The house was finished only six months before the accident. Since that time she had lived in it alone. It was beautiful and grand and mortgaged to the hilt. Ellery hadn’t seen fit to purchase mortgage insurance at the time he took out the loan. “Money down the drain,” he had commented with a knowing smile.

“I must have been out of my mind to have listened to him,” Tiffany thought aloud as she pushed the ledgers aside and stood. How many years had she blindly trusted him, all because he had saved her life? She shuddered when she remembered the time she had seen Ellery, his face contorted in fear, as he dived in front of the oncoming car and pushed her out of its path.

Maybe it had been gratitude rather than love that she had felt for him, but nonetheless they had been married and she had depended upon him. Andnow there was a chance that he was still alive.The thought made her heart race unevenly.

After grabbing her jacket, she sank her teeth into her lower lip, walked outside and turned toward the broodmare barn. A chilly wind was blowing from the west and she had to hold her hair away from her face to keep it from whipping across her eyes. Mac was leaning over the railing of one of the stalls in the barn. His sharp eyes turned in her direction when she approached.

“I was just about to come up to the house,” he stated, a worried expression pinching his grizzled features.

“Something wrong?”

“No . . . but it looks like this lady here—” he cocked his head in the direction of the black mare restlessly pacing her stall “—is gonna foal tonight.”

Instead of the usual expectation Tiffany always felt at the prospect of new life, she now experienced dread. The mare in question, Ebony Wine, was carrying another of Moon Shadow’s foals.

“You’re sure?” she asked, surveying the mare’s wide girth.

“Aye. She’s a week overdue as it is, and look.” He pointed a bony finger at the mare’s full udder. “She’s waxed over and beginning to drip.”

“Has she starting sweating?”

“Not yet. It will be a while—sometime after midnight unless I miss my guess.”

“But everything else looks normal?” Tiffany asked, her knowing gaze studying the restless horse.

“So far.”

“Let me know when the time comes,” Tiffany ordered, patting the mare fondly.

“You’re not going to wait up again?”

“Of course I am.”

Mac took off his hat and dangled it from his fingers as he leaned on the railing of the stall. “There’s nothing you can do, you know. What will be, will be.”

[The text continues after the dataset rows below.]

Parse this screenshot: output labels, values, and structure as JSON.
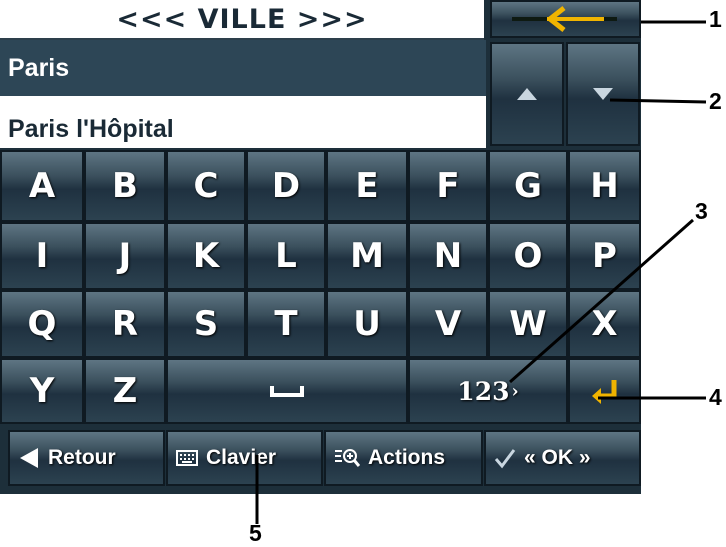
{
  "header": {
    "title": "<<< VILLE >>>"
  },
  "list": {
    "items": [
      "Paris",
      "Paris l'Hôpital"
    ],
    "selected_index": 0
  },
  "keyboard": {
    "rows": [
      [
        "A",
        "B",
        "C",
        "D",
        "E",
        "F",
        "G",
        "H"
      ],
      [
        "I",
        "J",
        "K",
        "L",
        "M",
        "N",
        "O",
        "P"
      ],
      [
        "Q",
        "R",
        "S",
        "T",
        "U",
        "V",
        "W",
        "X"
      ],
      [
        "Y",
        "Z"
      ]
    ],
    "space_label": "⎵",
    "numeric_label": "123",
    "numeric_arrow": "›",
    "enter_glyph": "↵"
  },
  "toolbar": {
    "back_label": "Retour",
    "keyboard_label": "Clavier",
    "actions_label": "Actions",
    "ok_label": "« OK »"
  },
  "callouts": [
    "1",
    "2",
    "3",
    "4",
    "5"
  ],
  "colors": {
    "accent": "#f0b400",
    "key_dark": "#1f3140",
    "selection": "#2d4656"
  }
}
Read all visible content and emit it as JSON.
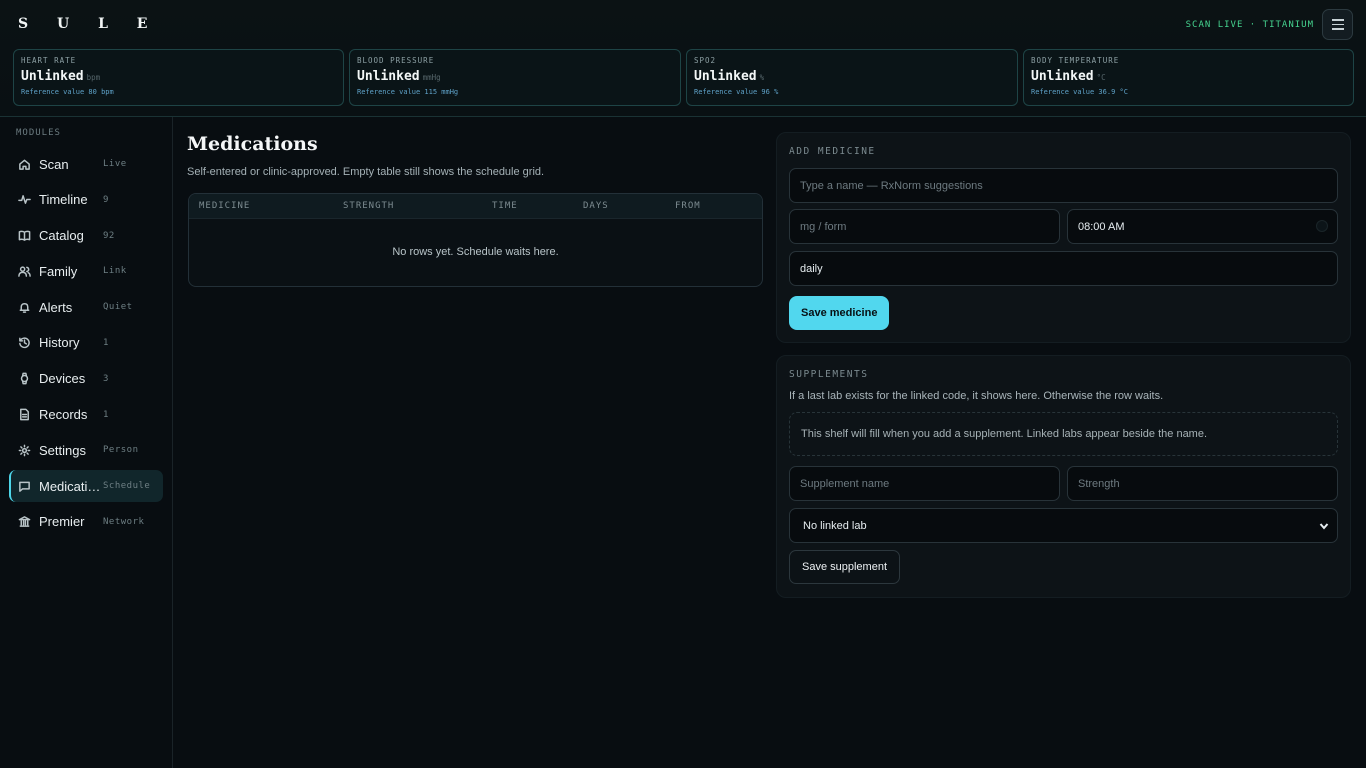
{
  "app": {
    "logo": "S U L E",
    "scan_status": "SCAN LIVE · TITANIUM"
  },
  "vitals": [
    {
      "label": "HEART RATE",
      "value": "Unlinked",
      "unit": "bpm",
      "reference": "Reference value 80 bpm"
    },
    {
      "label": "BLOOD PRESSURE",
      "value": "Unlinked",
      "unit": "mmHg",
      "reference": "Reference value 115 mmHg"
    },
    {
      "label": "SPO2",
      "value": "Unlinked",
      "unit": "%",
      "reference": "Reference value 96 %"
    },
    {
      "label": "BODY TEMPERATURE",
      "value": "Unlinked",
      "unit": "°C",
      "reference": "Reference value 36.9 °C"
    }
  ],
  "sidebar": {
    "section_label": "MODULES",
    "items": [
      {
        "label": "Scan",
        "badge": "Live",
        "icon": "home-icon"
      },
      {
        "label": "Timeline",
        "badge": "9",
        "icon": "pulse-icon"
      },
      {
        "label": "Catalog",
        "badge": "92",
        "icon": "book-icon"
      },
      {
        "label": "Family",
        "badge": "Link",
        "icon": "users-icon"
      },
      {
        "label": "Alerts",
        "badge": "Quiet",
        "icon": "bell-icon"
      },
      {
        "label": "History",
        "badge": "1",
        "icon": "history-icon"
      },
      {
        "label": "Devices",
        "badge": "3",
        "icon": "watch-icon"
      },
      {
        "label": "Records",
        "badge": "1",
        "icon": "file-icon"
      },
      {
        "label": "Settings",
        "badge": "Person",
        "icon": "gear-icon"
      },
      {
        "label": "Medications",
        "badge": "Schedule",
        "icon": "message-icon"
      },
      {
        "label": "Premier",
        "badge": "Network",
        "icon": "bank-icon"
      }
    ]
  },
  "main": {
    "title": "Medications",
    "subtitle": "Self-entered or clinic-approved. Empty table still shows the schedule grid.",
    "table": {
      "columns": [
        "MEDICINE",
        "STRENGTH",
        "TIME",
        "DAYS",
        "FROM"
      ],
      "empty_message": "No rows yet. Schedule waits here."
    }
  },
  "add_medicine": {
    "title": "ADD MEDICINE",
    "name_placeholder": "Type a name — RxNorm suggestions",
    "form_placeholder": "mg / form",
    "time_value": "08:00 AM",
    "frequency_value": "daily",
    "save_label": "Save medicine"
  },
  "supplements": {
    "title": "SUPPLEMENTS",
    "description": "If a last lab exists for the linked code, it shows here. Otherwise the row waits.",
    "shelf_message": "This shelf will fill when you add a supplement. Linked labs appear beside the name.",
    "name_placeholder": "Supplement name",
    "strength_placeholder": "Strength",
    "lab_select_value": "No linked lab",
    "save_label": "Save supplement"
  },
  "colors": {
    "accent": "#51d7ee",
    "status_green": "#45d38f",
    "reference_blue": "#5fa2c8"
  }
}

“You can’t talk me out of this. I’ll give Vance a call and ask him to come over.” She took one last glance at the heavy-bellied mare. “Come up to the house and get me if anything goes wrong, or if it looks like the foal will be early.”

Mac nodded curtly and placed his frumpy fedora back on his head. “You’re the boss,” he muttered, placing his hands in the back pockets of his trousers. “I’ll be in the tack room if ya need me.”

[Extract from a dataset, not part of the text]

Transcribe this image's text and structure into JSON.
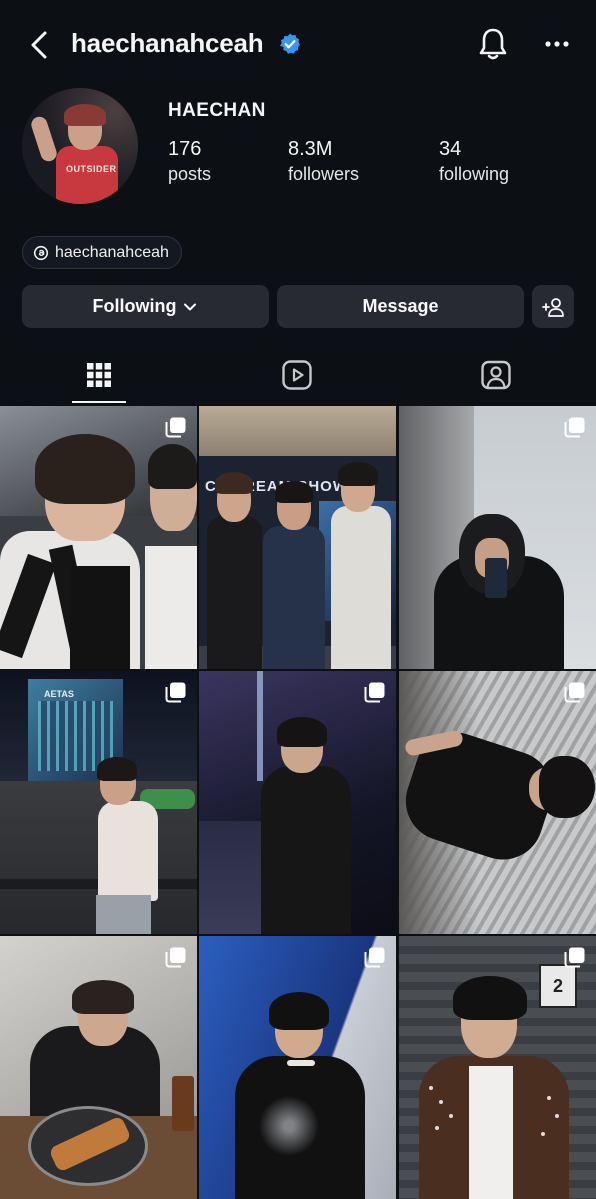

“Thanks, Mac.” Tiffany walked outside but didn’t return to the house. Instead, she let herself through a series of gates and walked through the gently sloping paddocks away from the main buildings.

When she neared the old barn, she halted and studied the graying structure. Once the barn had been integral to the farm, but the vacant building hadn’t been used for years. Ellery had insisted that the horses needed newer, more modern facilities, and rather than put money into modernizing the old barn, he had erected the new broodmare barn and foaling shed.

The weathered building with the sagging roof was little more than an eyesore, and Tiffany realized that she should have had it torn down years before. Its only function was to store excess hay and straw through the winter.

She walked toward the barn and ignored the fact that blackberry vines were beginning to ramble and cling to the east wall. The old door creaked on rusty rollers as she pushed it aside and walked into the musty interior.

It took a few minutes for her eyes to adjust to the dim light. How many years had it been since she had first seen Ellery? She had been standing near the stalls, making sure that the horses had fresh water when he had startled her.

Before that fateful day, she had seen him only from a distance. After all, she was only a trainer’s daughter. A nobody. Tiffany doubted that Ellery Rhodes realized that when he hired Edward Chappel, he took on Edward’s eighteen-year-old daughter, as well.